Ces dispositions visent en effet des actes de reproduction de nature spécifique que les États membres ont l'obligation de définir avec clarté. Cette exception doit permettre aux bibliothèques, aux musées et aux archives de continuer de mener à bien l'une des missions essentielles qui leur est confiée, à savoir la conservation de notre patrimoine national. Il est ainsi proposé que ces établissements bénéficient d'un droit de reproduction, c'est-à-dire qu'ils puissent réaliser des copies d'oeuvres protégées afin de pouvoir assurer leur conservation dans les meilleures conditions.

Cet amendement ouvre la possibilité de consulter ces copies dans les locaux des établissements. Dans le cadre du droit de reproduction dans lequel s'inscrit cette exception, la consultation sur place doit être autorisée lorsqu'elle constitue le seul moyen de maintenir l'accès du public aux oeuvres.

En pratique, il s'agirait donc essentiellement de cas d'oeuvres trop détériorées pour continuer d'être communiquées au public et qui, n'étant plus disponibles à la vente, ne peuvent être remplacées, ou encore d'oeuvres dont le format de lecture est devenu obsolète.
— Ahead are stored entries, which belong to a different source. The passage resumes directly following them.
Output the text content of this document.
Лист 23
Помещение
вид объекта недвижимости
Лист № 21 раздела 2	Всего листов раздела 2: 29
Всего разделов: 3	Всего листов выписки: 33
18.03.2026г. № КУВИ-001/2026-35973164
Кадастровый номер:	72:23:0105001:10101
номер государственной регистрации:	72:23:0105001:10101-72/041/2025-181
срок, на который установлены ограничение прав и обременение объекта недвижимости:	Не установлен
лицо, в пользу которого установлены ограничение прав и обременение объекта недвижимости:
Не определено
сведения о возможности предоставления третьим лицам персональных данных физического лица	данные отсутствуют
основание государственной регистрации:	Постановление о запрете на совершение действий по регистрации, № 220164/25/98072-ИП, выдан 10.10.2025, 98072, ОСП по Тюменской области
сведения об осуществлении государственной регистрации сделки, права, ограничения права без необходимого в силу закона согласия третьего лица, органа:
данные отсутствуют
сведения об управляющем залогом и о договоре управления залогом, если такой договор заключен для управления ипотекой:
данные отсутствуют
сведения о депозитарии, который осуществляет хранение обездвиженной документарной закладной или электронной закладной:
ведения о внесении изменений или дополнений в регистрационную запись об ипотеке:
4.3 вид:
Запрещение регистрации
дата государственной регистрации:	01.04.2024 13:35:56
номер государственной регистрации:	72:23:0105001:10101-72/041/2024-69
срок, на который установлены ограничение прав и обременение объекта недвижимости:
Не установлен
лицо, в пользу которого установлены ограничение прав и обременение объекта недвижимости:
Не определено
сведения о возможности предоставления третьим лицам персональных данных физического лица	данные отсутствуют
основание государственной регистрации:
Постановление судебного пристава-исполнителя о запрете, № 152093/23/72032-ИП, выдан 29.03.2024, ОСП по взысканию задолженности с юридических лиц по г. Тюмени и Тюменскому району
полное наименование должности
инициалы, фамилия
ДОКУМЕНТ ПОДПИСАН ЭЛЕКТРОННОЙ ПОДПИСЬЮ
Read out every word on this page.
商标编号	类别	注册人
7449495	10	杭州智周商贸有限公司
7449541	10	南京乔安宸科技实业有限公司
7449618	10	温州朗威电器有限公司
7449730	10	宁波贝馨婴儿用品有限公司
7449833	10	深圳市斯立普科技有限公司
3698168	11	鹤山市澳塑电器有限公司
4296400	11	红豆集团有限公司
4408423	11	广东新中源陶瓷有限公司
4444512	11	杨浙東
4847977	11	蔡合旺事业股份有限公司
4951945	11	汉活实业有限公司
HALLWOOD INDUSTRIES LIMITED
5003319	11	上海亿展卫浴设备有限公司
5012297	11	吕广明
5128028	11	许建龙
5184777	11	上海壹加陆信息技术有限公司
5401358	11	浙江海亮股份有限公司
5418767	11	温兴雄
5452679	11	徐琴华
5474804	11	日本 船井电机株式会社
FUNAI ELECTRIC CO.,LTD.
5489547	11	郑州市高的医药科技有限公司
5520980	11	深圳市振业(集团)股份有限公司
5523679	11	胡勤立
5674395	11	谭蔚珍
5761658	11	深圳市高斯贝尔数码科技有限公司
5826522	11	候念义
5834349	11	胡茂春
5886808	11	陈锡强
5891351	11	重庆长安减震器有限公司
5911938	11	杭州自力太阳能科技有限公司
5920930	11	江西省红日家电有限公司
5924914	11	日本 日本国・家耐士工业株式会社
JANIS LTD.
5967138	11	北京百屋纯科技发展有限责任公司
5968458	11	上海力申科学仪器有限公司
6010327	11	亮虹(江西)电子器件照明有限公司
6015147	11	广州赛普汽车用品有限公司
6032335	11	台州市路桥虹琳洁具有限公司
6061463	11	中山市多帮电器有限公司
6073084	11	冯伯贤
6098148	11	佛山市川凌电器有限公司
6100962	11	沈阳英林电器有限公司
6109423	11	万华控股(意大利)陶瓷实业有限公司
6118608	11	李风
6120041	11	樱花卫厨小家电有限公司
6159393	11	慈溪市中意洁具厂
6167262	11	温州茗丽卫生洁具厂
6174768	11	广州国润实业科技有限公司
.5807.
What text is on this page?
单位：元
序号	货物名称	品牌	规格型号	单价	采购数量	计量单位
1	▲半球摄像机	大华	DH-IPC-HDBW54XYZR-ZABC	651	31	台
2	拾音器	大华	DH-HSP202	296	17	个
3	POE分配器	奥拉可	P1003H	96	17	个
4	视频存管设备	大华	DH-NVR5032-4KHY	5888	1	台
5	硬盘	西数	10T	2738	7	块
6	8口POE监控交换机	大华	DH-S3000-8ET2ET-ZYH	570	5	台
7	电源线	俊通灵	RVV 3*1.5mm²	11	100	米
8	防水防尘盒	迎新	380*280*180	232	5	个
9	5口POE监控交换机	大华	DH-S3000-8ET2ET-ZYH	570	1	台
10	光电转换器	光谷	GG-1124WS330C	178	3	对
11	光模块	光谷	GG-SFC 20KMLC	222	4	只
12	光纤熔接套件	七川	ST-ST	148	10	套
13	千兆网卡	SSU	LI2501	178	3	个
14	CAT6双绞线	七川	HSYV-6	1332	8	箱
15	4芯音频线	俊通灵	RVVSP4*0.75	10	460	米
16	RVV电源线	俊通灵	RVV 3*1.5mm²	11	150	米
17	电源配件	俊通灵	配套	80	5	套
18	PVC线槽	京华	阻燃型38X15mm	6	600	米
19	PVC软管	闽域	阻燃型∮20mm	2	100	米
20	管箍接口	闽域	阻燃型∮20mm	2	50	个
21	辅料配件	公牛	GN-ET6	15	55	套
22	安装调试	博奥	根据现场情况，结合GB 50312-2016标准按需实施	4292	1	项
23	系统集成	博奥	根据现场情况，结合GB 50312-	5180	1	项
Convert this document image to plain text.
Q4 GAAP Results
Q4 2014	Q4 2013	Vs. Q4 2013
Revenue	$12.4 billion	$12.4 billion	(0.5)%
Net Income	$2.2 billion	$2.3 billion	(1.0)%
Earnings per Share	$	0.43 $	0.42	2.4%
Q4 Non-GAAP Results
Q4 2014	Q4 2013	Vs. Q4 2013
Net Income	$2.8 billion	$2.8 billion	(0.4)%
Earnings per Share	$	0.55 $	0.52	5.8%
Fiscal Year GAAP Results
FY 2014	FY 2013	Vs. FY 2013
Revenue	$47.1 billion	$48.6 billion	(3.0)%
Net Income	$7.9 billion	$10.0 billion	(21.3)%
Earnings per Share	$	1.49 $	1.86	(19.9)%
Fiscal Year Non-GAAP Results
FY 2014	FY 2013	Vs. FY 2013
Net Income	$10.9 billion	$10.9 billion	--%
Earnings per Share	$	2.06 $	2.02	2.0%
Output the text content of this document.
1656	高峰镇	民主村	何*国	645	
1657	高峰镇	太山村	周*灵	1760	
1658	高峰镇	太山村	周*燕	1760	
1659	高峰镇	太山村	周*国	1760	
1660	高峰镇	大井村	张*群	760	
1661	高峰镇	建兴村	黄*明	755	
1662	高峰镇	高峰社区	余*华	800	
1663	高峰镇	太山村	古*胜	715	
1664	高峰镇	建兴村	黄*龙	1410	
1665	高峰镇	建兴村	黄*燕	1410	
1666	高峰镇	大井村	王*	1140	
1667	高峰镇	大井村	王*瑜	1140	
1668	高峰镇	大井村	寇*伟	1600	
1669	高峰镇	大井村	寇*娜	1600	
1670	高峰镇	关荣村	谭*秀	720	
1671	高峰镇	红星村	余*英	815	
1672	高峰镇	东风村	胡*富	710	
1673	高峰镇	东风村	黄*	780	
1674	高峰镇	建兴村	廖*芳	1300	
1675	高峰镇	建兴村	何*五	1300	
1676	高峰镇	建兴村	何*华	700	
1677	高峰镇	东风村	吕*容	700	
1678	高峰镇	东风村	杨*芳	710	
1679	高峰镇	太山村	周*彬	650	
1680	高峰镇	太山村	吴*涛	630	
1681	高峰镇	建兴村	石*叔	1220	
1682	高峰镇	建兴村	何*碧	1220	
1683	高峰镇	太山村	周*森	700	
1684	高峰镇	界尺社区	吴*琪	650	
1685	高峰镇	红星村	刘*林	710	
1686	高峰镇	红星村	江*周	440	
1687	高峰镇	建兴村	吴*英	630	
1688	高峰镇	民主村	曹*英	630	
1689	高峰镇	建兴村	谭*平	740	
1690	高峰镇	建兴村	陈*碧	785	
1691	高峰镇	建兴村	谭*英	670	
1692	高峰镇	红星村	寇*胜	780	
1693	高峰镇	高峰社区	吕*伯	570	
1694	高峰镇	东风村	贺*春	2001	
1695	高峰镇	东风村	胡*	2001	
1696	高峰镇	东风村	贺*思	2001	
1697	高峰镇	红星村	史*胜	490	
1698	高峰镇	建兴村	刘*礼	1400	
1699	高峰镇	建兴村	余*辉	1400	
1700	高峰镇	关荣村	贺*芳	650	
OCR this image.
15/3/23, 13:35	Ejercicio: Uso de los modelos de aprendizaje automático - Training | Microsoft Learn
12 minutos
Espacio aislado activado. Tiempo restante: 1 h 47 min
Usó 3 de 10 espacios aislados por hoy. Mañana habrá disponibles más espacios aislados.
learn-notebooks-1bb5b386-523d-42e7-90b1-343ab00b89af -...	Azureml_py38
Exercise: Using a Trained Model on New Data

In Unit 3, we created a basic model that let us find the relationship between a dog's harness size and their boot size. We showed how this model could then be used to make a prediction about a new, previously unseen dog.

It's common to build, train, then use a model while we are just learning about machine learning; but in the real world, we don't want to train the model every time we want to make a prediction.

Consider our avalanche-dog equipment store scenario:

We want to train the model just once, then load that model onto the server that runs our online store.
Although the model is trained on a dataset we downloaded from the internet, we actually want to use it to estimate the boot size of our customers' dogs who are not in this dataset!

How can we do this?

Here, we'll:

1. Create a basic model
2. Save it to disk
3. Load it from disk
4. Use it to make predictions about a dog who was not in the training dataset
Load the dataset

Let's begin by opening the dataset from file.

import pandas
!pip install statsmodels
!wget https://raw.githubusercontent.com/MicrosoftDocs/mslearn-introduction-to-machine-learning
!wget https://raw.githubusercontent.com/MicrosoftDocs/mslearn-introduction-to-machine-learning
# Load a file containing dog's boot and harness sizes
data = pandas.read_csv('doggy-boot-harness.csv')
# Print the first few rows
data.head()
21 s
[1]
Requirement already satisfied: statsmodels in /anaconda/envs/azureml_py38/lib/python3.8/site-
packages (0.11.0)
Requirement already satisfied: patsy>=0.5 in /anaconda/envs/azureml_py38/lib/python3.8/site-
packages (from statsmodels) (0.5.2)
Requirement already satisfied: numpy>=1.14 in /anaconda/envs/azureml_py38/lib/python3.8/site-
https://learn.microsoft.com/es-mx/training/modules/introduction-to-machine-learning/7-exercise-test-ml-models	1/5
J'émets donc un avis favorable sur cet amendement.

J'émets également un avis favorable sur le sous-amendement n° 106, qui clarifie de manière très utile le texte de l'exception introduite par l'Assemblée nationale en faveur des bibliothèques, des musées et des archives ; il en harmonise la rédaction.

En revanche, j'émets un avis défavorable sur le sous-amendement n° 68. La limitation du bénéfice de l'exception à des établissements publics ne paraît pas justifiée au regard des missions que remplissent des services d'archives ou des bibliothèques de statut privé, notamment associatif.

J'émets un avis également défavorable sur le sous-amendement n° 244. Le fait de souhaiter mettre en place une rémunération des ayants droit en contrepartie d'une exception au droit d'auteur est dans son principe tout à fait louable. Il convient néanmoins d'examiner attentivement les termes de la directive européenne à ce sujet. En effet, le considérant n°35 de la directive précise bien que le principe d'une compensation équitable au bénéfice des titulaires de droits n'est pas automatique et doit être apprécié en fonction du préjudice potentiel subi par ces derniers.

Il paraîtrait donc paradoxal, nous l'avons vu par ailleurs, de demander que la portée de l'exception en faveur des bibliothèques, des musées et des archives soit clarifiée et encadrée, afin d'éviter toute atteinte réelle aux intérêts des auteurs, et de réclamer dans le même temps que cette exception fasse l'objet d'une contrepartie financière pour tenir compte du préjudice subi par les ayants droit.

Par souci de cohérence, le Gouvernement souhaite donc s'en tenir à une exception suffisamment claire et encadrée pour qu'elle ne nécessite pas de compensation financière. En outre, la mise en place d'une gestion collective paraît dans ce cadre assez disproportionnée étant donné la nature des usages autorisés.

Le sous-amendement n° 245 ne permet pas de préciser la portée de l'exception en faveur des bibliothèques, des musées et des archives, mais il élargit, en revanche, le champ des bénéficiaires de cette exception à toute institution se fixant un but éducatif et culturel. Il est donc incompatible avec la directive. Le Gouvernement y est défavorable.

J'émets également un avis défavorable sur l'amendement n° 119. Celui-ci est légitime dans son principe mais inutile dans sa forme, dans la mesure où les modifications proposées sont comprises intégralement dans l'amendement de la commission.

Enfin, j'émets un avis défavorable sur les amendements n° 166 et 138.